The recent Covid pandemic provided resourceful filmmakers with an enforced opportunity. With everyone banned from getting close to each other, and travel options limited, what can you do to remain creative? The answer was quite easy, basically, try to make a film with as fewer actors and locations as possible. The execution on the other hand was far more difficult. Over the past few years, Screen Critix received a lot of films that were made during Covid and they were all fascinating in their own way. Some of them were great and some of them were not. But each one was different, despite the majority of them using variants of Zoom or Teams to film scenes.
Alexander Cooper’s formal experiment of pandemic filming Big Dick Energy is one of the lesser entries, but the outcome is intriguing if not altogether successful. It’s a comedy and a mockumentary that uses a flamboyant presenter to illicit comedic answers from his subjects. It takes place over Zoom and video calling in which everything we see is limited to whatever is on the screen of the main character’s computer. The concept is not new, of course, as mentioned, although this might be the first time I have seen such a conceit portrayed without any attempt at naturalism. Each person we meet is larger-than-life and the director/screenwriter Cooper restricts his characters to the space immediately near their computers, save for the moments in which characters pick up their devices and move them around. Cooper himself as Vladimir wanders around towns close to his own home.
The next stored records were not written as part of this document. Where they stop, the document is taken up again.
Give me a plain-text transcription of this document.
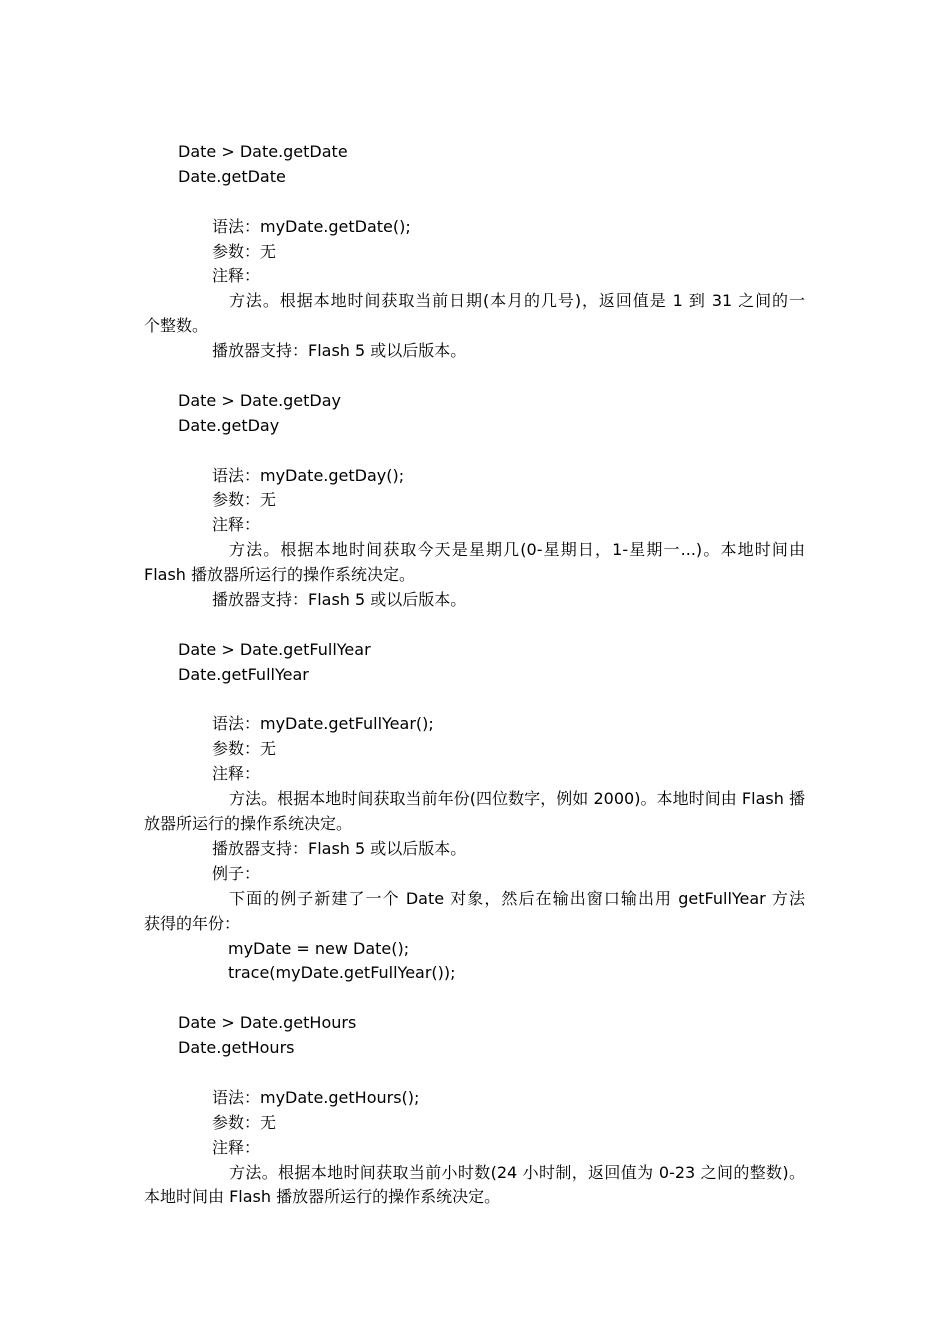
Date > Date.getDate
Date.getDate
语法：myDate.getDate();
参数：无
注释：
方法。根据本地时间获取当前日期(本月的几号)，返回值是 1 到 31 之间的一
个整数。
播放器支持：Flash 5 或以后版本。
Date > Date.getDay
Date.getDay
语法：myDate.getDay();
参数：无
注释：
方法。根据本地时间获取今天是星期几(0-星期日，1-星期一...)。本地时间由
Flash 播放器所运行的操作系统决定。
播放器支持：Flash 5 或以后版本。
Date > Date.getFullYear
Date.getFullYear
语法：myDate.getFullYear();
参数：无
注释：
方法。根据本地时间获取当前年份(四位数字，例如 2000)。本地时间由 Flash 播
放器所运行的操作系统决定。
播放器支持：Flash 5 或以后版本。
例子：
下面的例子新建了一个 Date 对象，然后在输出窗口输出用 getFullYear 方法
获得的年份：
myDate = new Date();
trace(myDate.getFullYear());
Date > Date.getHours
Date.getHours
语法：myDate.getHours();
参数：无
注释：
方法。根据本地时间获取当前小时数(24 小时制，返回值为 0-23 之间的整数)。
本地时间由 Flash 播放器所运行的操作系统决定。
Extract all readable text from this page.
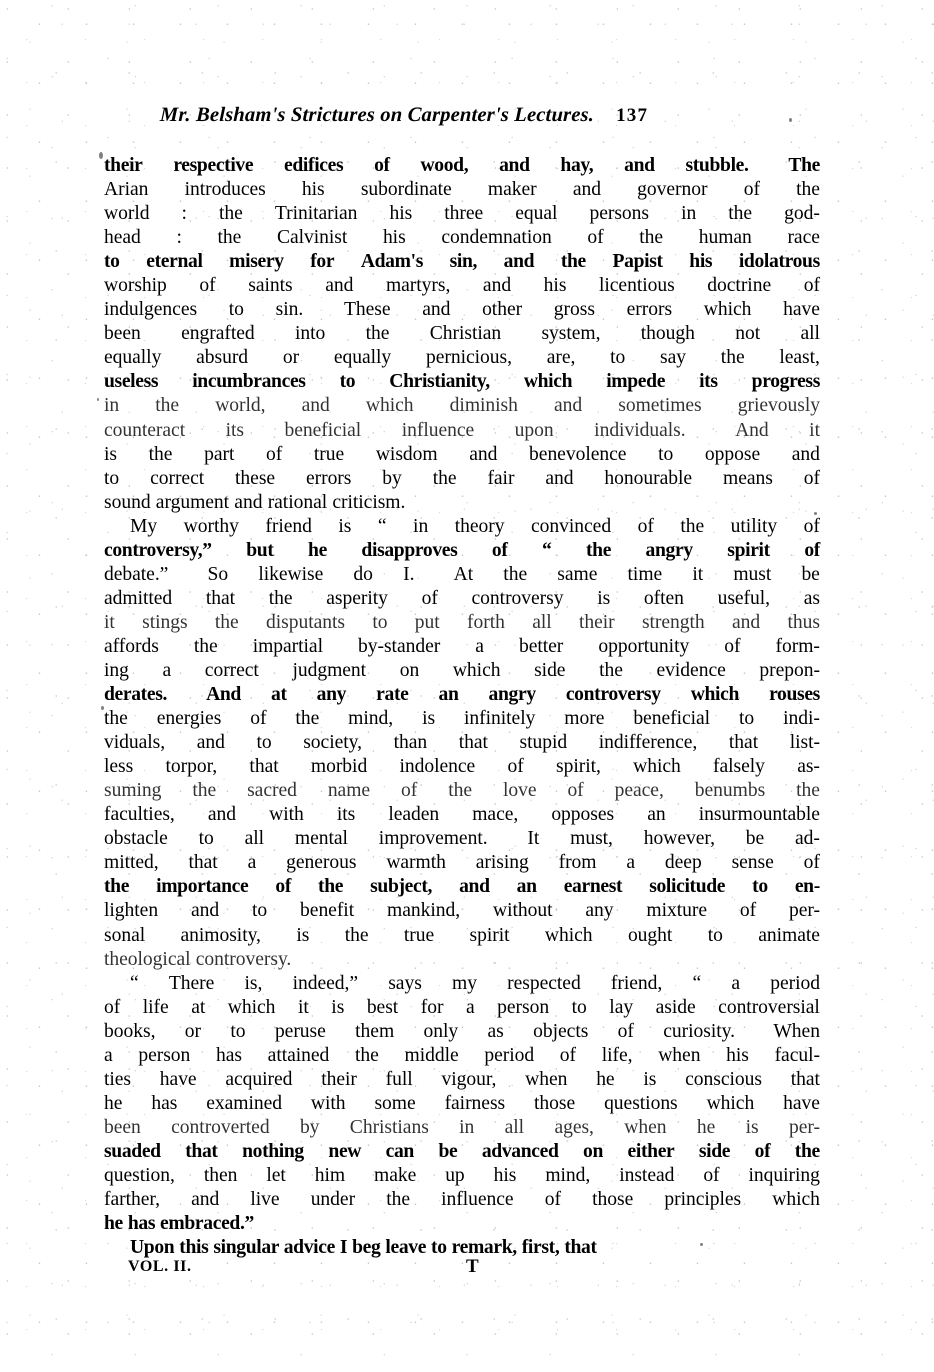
Mr. Belsham's Strictures on Carpenter's Lectures. 137

their respective edifices of wood, and hay, and stubble. The
Arian introduces his subordinate maker and governor of the
world : the Trinitarian his three equal persons in the god-
head : the Calvinist his condemnation of the human race
to eternal misery for Adam's sin, and the Papist his idolatrous
worship of saints and martyrs, and his licentious doctrine of
indulgences to sin. These and other gross errors which have
been engrafted into the Christian system, though not all
equally absurd or equally pernicious, are, to say the least,
useless incumbrances to Christianity, which impede its progress
in the world, and which diminish and sometimes grievously
counteract its beneficial influence upon individuals.	And it
is the part of true wisdom and benevolence to oppose and
to correct these errors by the fair and honourable means of
sound argument and rational criticism.

My worthy friend is “ in theory convinced of the utility of
controversy,” but he disapproves of “ the angry spirit of
debate.” So likewise do I. At the same time it must be
admitted that the asperity of controversy is often useful, as
it stings the disputants to put forth all their strength and thus
affords the impartial by-stander a better opportunity of form-
ing a correct judgment on which side the evidence prepon-
derates. And at any rate an angry controversy which rouses
the energies of the mind, is infinitely more beneficial to indi-
viduals, and to society, than that stupid indifference, that list-
less torpor, that morbid indolence of spirit, which falsely as-
suming the sacred name of the love of peace, benumbs the
faculties, and with its leaden mace, opposes an insurmountable
obstacle to all mental improvement. It must, however, be ad-
mitted, that a generous warmth arising from a deep sense of
the importance of the subject, and an earnest solicitude to en-
lighten and to benefit mankind, without any mixture of per-
sonal animosity, is the true spirit which ought to animate
theological controversy.

“ There is, indeed,” says my respected friend, “ a period
of life at which it is best for a person to lay aside controversial
books, or to peruse them only as objects of curiosity. When
a person has attained the middle period of life, when his facul-
ties have acquired their full vigour, when he is conscious that
he has examined with some fairness those questions which have
been controverted by Christians in all ages, when he is per-
suaded that nothing new can be advanced on either side of the
question, then let him make up his mind, instead of inquiring
farther, and live under the influence of those principles which
he has embraced.”

Upon this singular advice I beg leave to remark, first, that

VOL. II.	T
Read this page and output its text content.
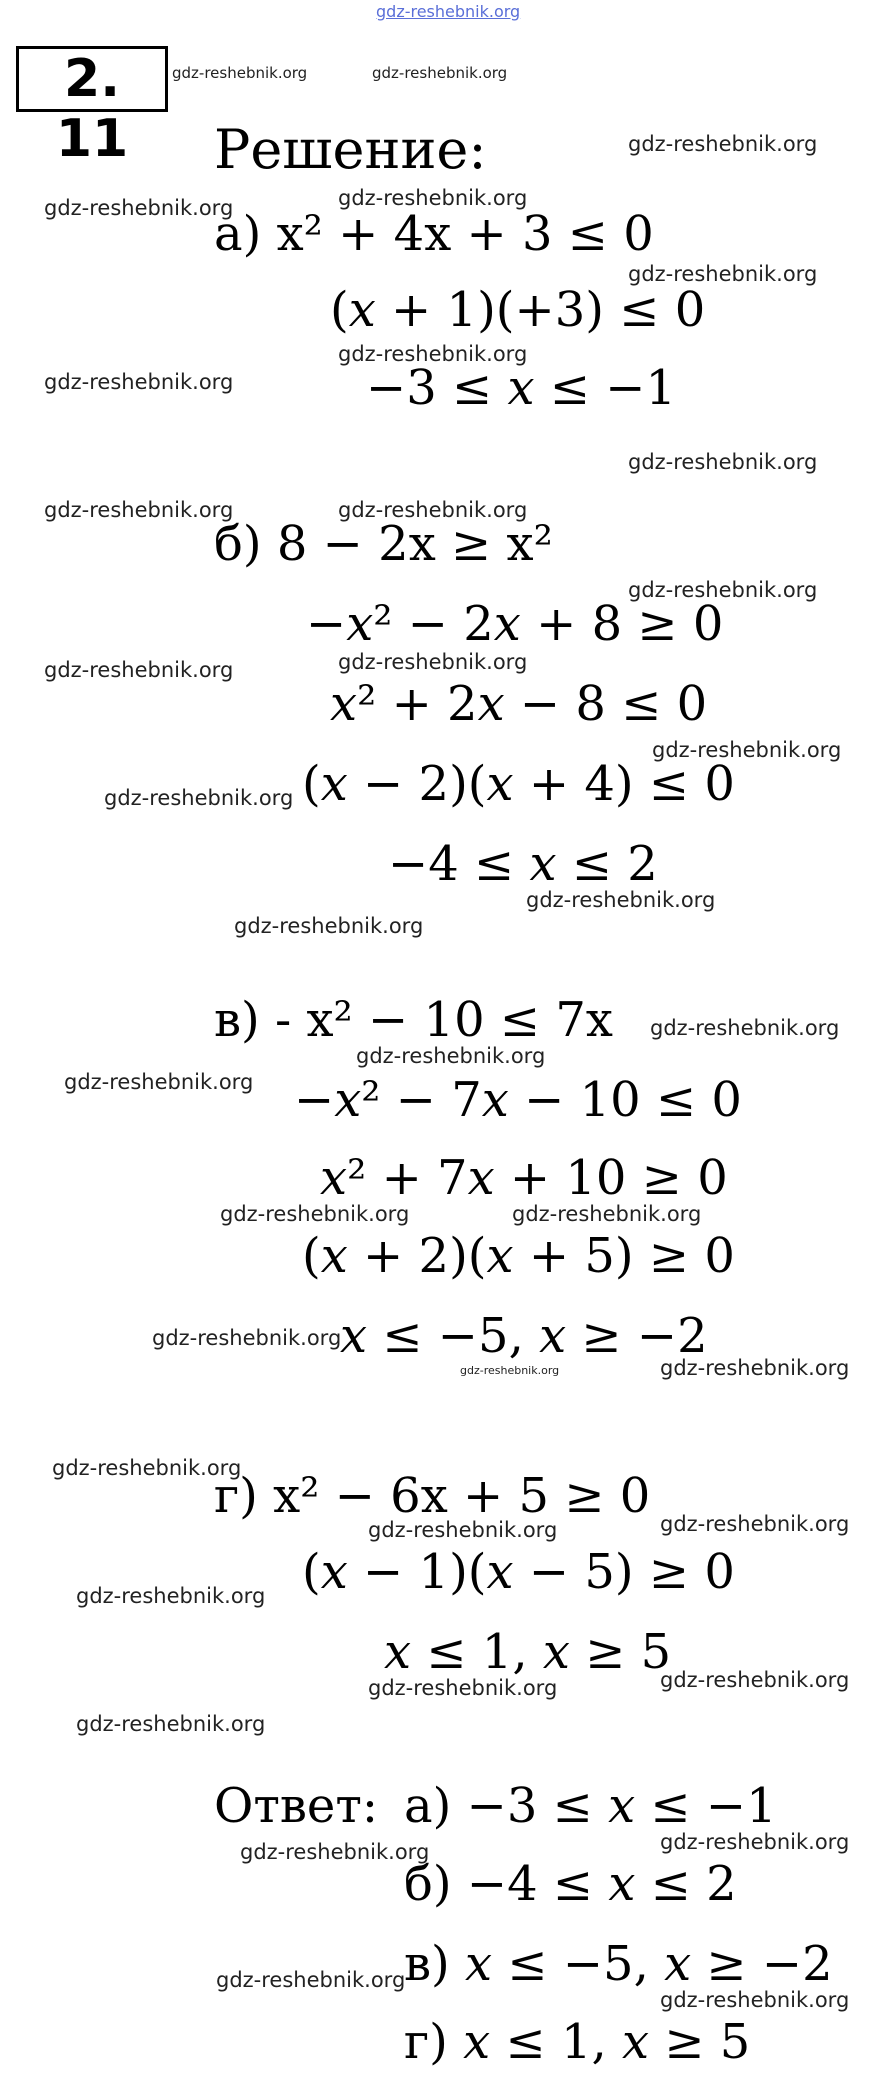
gdz-reshebnik.org
gdz-reshebnik.org	gdz-reshebnik.org
gdz-reshebnik.org
gdz-reshebnik.org
gdz-reshebnik.org
gdz-reshebnik.org
gdz-reshebnik.org
gdz-reshebnik.org
gdz-reshebnik.org
gdz-reshebnik.org	gdz-reshebnik.org
gdz-reshebnik.org
gdz-reshebnik.org	gdz-reshebnik.org
gdz-reshebnik.org
gdz-reshebnik.org
gdz-reshebnik.org
gdz-reshebnik.org
gdz-reshebnik.org
gdz-reshebnik.org
gdz-reshebnik.org
gdz-reshebnik.org	gdz-reshebnik.org
gdz-reshebnik.org
gdz-reshebnik.org	gdz-reshebnik.org
gdz-reshebnik.org
gdz-reshebnik.org	gdz-reshebnik.org
gdz-reshebnik.org
gdz-reshebnik.org	gdz-reshebnik.org
gdz-reshebnik.org
gdz-reshebnik.org	gdz-reshebnik.org
gdz-reshebnik.org
gdz-reshebnik.org
2. 11	Решение:
а) x² + 4x + 3 ≤ 0
(𝑥 + 1)(+3) ≤ 0
−3 ≤ 𝑥 ≤ −1
б) 8 − 2x ≥ x²
−𝑥² − 2𝑥 + 8 ≥ 0
𝑥² + 2𝑥 − 8 ≤ 0
(𝑥 − 2)(𝑥 + 4) ≤ 0
−4 ≤ 𝑥 ≤ 2
в) - x² − 10 ≤ 7x
−𝑥² − 7𝑥 − 10 ≤ 0
𝑥² + 7𝑥 + 10 ≥ 0
(𝑥 + 2)(𝑥 + 5) ≥ 0
𝑥 ≤ −5, 𝑥 ≥ −2
г) x² − 6x + 5 ≥ 0
(𝑥 − 1)(𝑥 − 5) ≥ 0
𝑥 ≤ 1, 𝑥 ≥ 5
Ответ: а) −3 ≤ 𝑥 ≤ −1
б) −4 ≤ 𝑥 ≤ 2
в) 𝑥 ≤ −5, 𝑥 ≥ −2
г) 𝑥 ≤ 1, 𝑥 ≥ 5
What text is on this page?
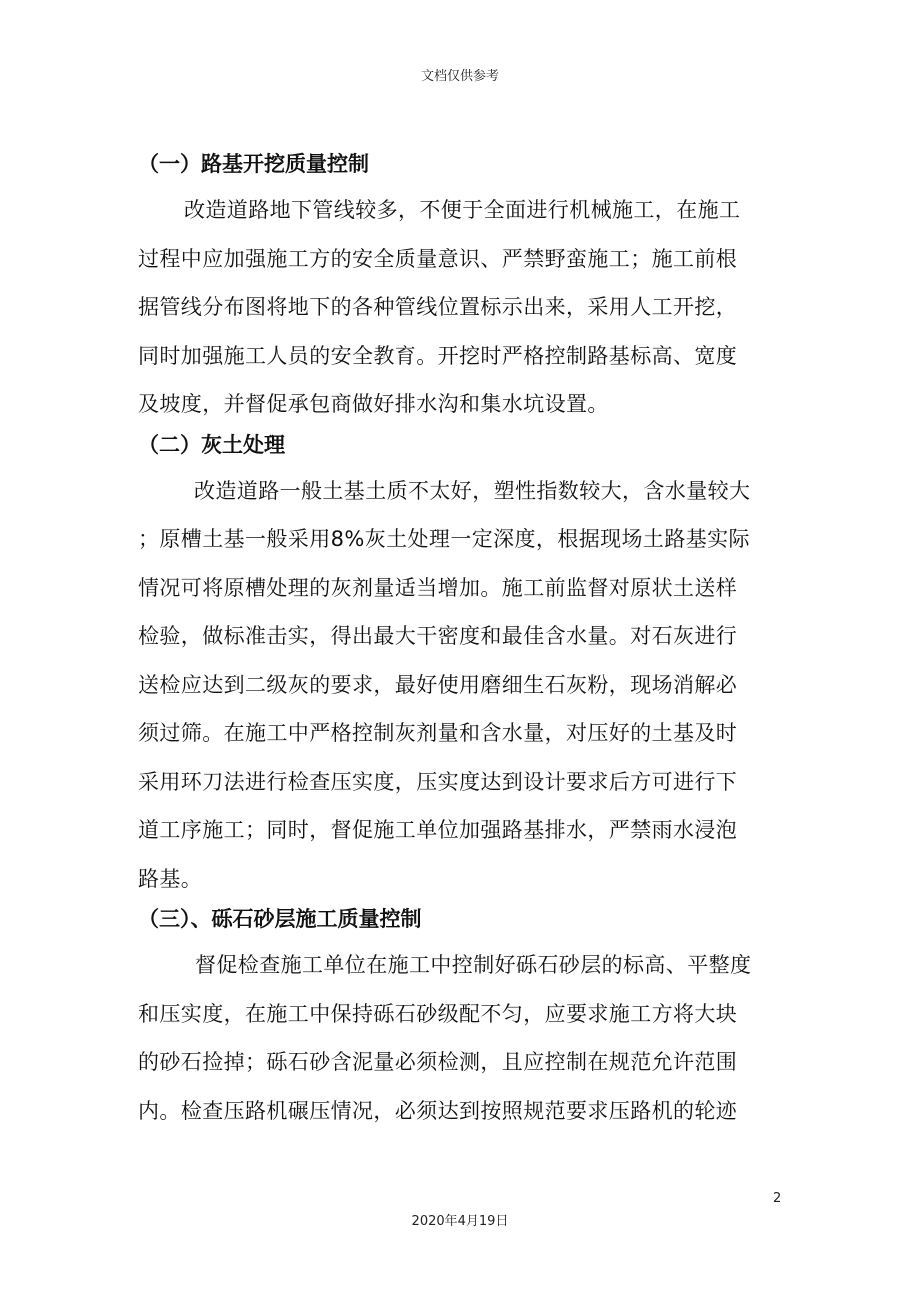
文档仅供参考
（一）路基开挖质量控制
改造道路地下管线较多，不便于全面进行机械施工，在施工
过程中应加强施工方的安全质量意识、严禁野蛮施工；施工前根
据管线分布图将地下的各种管线位置标示出来，采用人工开挖，
同时加强施工人员的安全教育。开挖时严格控制路基标高、宽度
及坡度，并督促承包商做好排水沟和集水坑设置。
（二）灰土处理
改造道路一般土基土质不太好，塑性指数较大，含水量较大
；原槽土基一般采用8%灰土处理一定深度，根据现场土路基实际
情况可将原槽处理的灰剂量适当增加。施工前监督对原状土送样
检验，做标准击实，得出最大干密度和最佳含水量。对石灰进行
送检应达到二级灰的要求，最好使用磨细生石灰粉，现场消解必
须过筛。在施工中严格控制灰剂量和含水量，对压好的土基及时
采用环刀法进行检查压实度，压实度达到设计要求后方可进行下
道工序施工；同时，督促施工单位加强路基排水，严禁雨水浸泡
路基。
（三）、砾石砂层施工质量控制
督促检查施工单位在施工中控制好砾石砂层的标高、平整度
和压实度，在施工中保持砾石砂级配不匀，应要求施工方将大块
的砂石捡掉；砾石砂含泥量必须检测，且应控制在规范允许范围
内。检查压路机碾压情况，必须达到按照规范要求压路机的轮迹
2
2020年4月19日
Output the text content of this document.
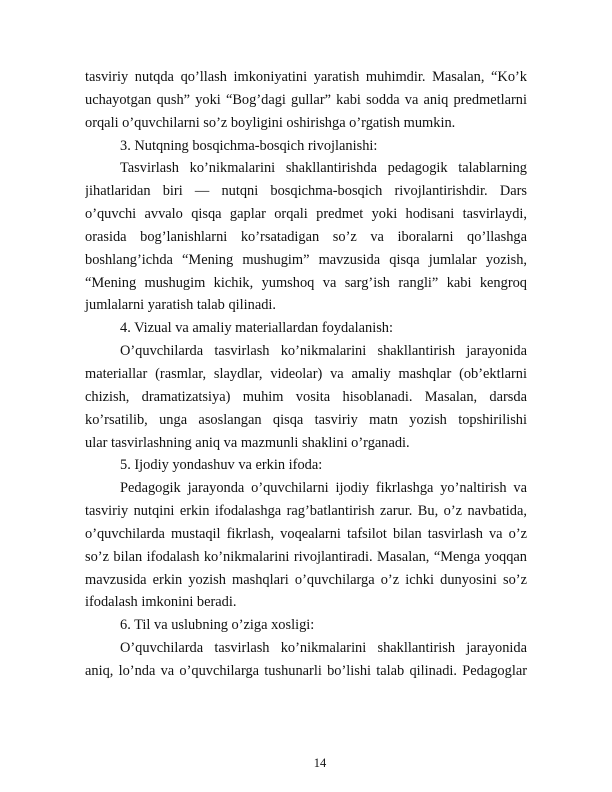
tasviriy nutqda qo’llash imkoniyatini yaratish muhimdir. Masalan, “Ko’k
uchayotgan qush” yoki “Bog’dagi gullar” kabi sodda va aniq predmetlarni
orqali o’quvchilarni so’z boyligini oshirishga o’rgatish mumkin.
3. Nutqning bosqichma-bosqich rivojlanishi:
Tasvirlash ko’nikmalarini shakllantirishda pedagogik talablarning
jihatlaridan biri — nutqni bosqichma-bosqich rivojlantirishdir. Dars
o’quvchi avvalo qisqa gaplar orqali predmet yoki hodisani tasvirlaydi,
orasida bog’lanishlarni ko’rsatadigan so’z va iboralarni qo’llashga
boshlang’ichda “Mening mushugim” mavzusida qisqa jumlalar yozish,
“Mening mushugim kichik, yumshoq va sarg’ish rangli” kabi kengroq
jumlalarni yaratish talab qilinadi.
4. Vizual va amaliy materiallardan foydalanish:
O’quvchilarda tasvirlash ko’nikmalarini shakllantirish jarayonida
materiallar (rasmlar, slaydlar, videolar) va amaliy mashqlar (ob’ektlarni
chizish, dramatizatsiya) muhim vosita hisoblanadi. Masalan, darsda
ko’rsatilib, unga asoslangan qisqa tasviriy matn yozish topshirilishi
ular tasvirlashning aniq va mazmunli shaklini o’rganadi.
5. Ijodiy yondashuv va erkin ifoda:
Pedagogik jarayonda o’quvchilarni ijodiy fikrlashga yo’naltirish va
tasviriy nutqini erkin ifodalashga rag’batlantirish zarur. Bu, o’z navbatida,
o’quvchilarda mustaqil fikrlash, voqealarni tafsilot bilan tasvirlash va o’z
so’z bilan ifodalash ko’nikmalarini rivojlantiradi. Masalan, “Menga yoqqan
mavzusida erkin yozish mashqlari o’quvchilarga o’z ichki dunyosini so’z
ifodalash imkonini beradi.
6. Til va uslubning o’ziga xosligi:
O’quvchilarda tasvirlash ko’nikmalarini shakllantirish jarayonida
aniq, lo’nda va o’quvchilarga tushunarli bo’lishi talab qilinadi. Pedagoglar
14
The opening scene isn’t promising, as the synopsis of recent events and the film itself is presented to us in a Star Wars-style opening crawl. We are introduced to a blonde actress whose name we don’t learn. She is then coaxed by our interviewer Vlad to take her top off and show him her ‘assets’, the actress seems pretty eager to do this but the sound of this opening scene doesn’t sync together. As the film progresses we will meet a number of different women, some in various stages of undress, as well as a couple of male characters who will all explain to us what their own take on ‘Big Dick Energy’ actually is. The film mainly takes the form of an online talking heads documentary where they will be asked a question by Vlad about big dick energy and then simply answer it. The lighting of each interview is just via natural means, and it all depends on the individual’s home set-up, so this is of varying quality. To add a bit of variety to proceedings, there are scenes of brief nudity and the occasional use of filters to give the imagery a different feel. This sometimes takes the form of washed-out colours and pop art style shots but overall we are just watching a lengthy online conversation between Vlad and his subjects.
As a movie, Big Dick Energy possesses two fatal calculations, it’s a comedy film that doesn’t contain much comedy, and it’s a feature film that isn’t very cinematic. Because of this, all we are left with are video chats and on their own, they just aren’t very interesting, particularly when all of the participants seem to be in on the joke, while the rest of us are left on the outside all stony-faced and confused. However, the Arnold Schwarzenegger impression is very good.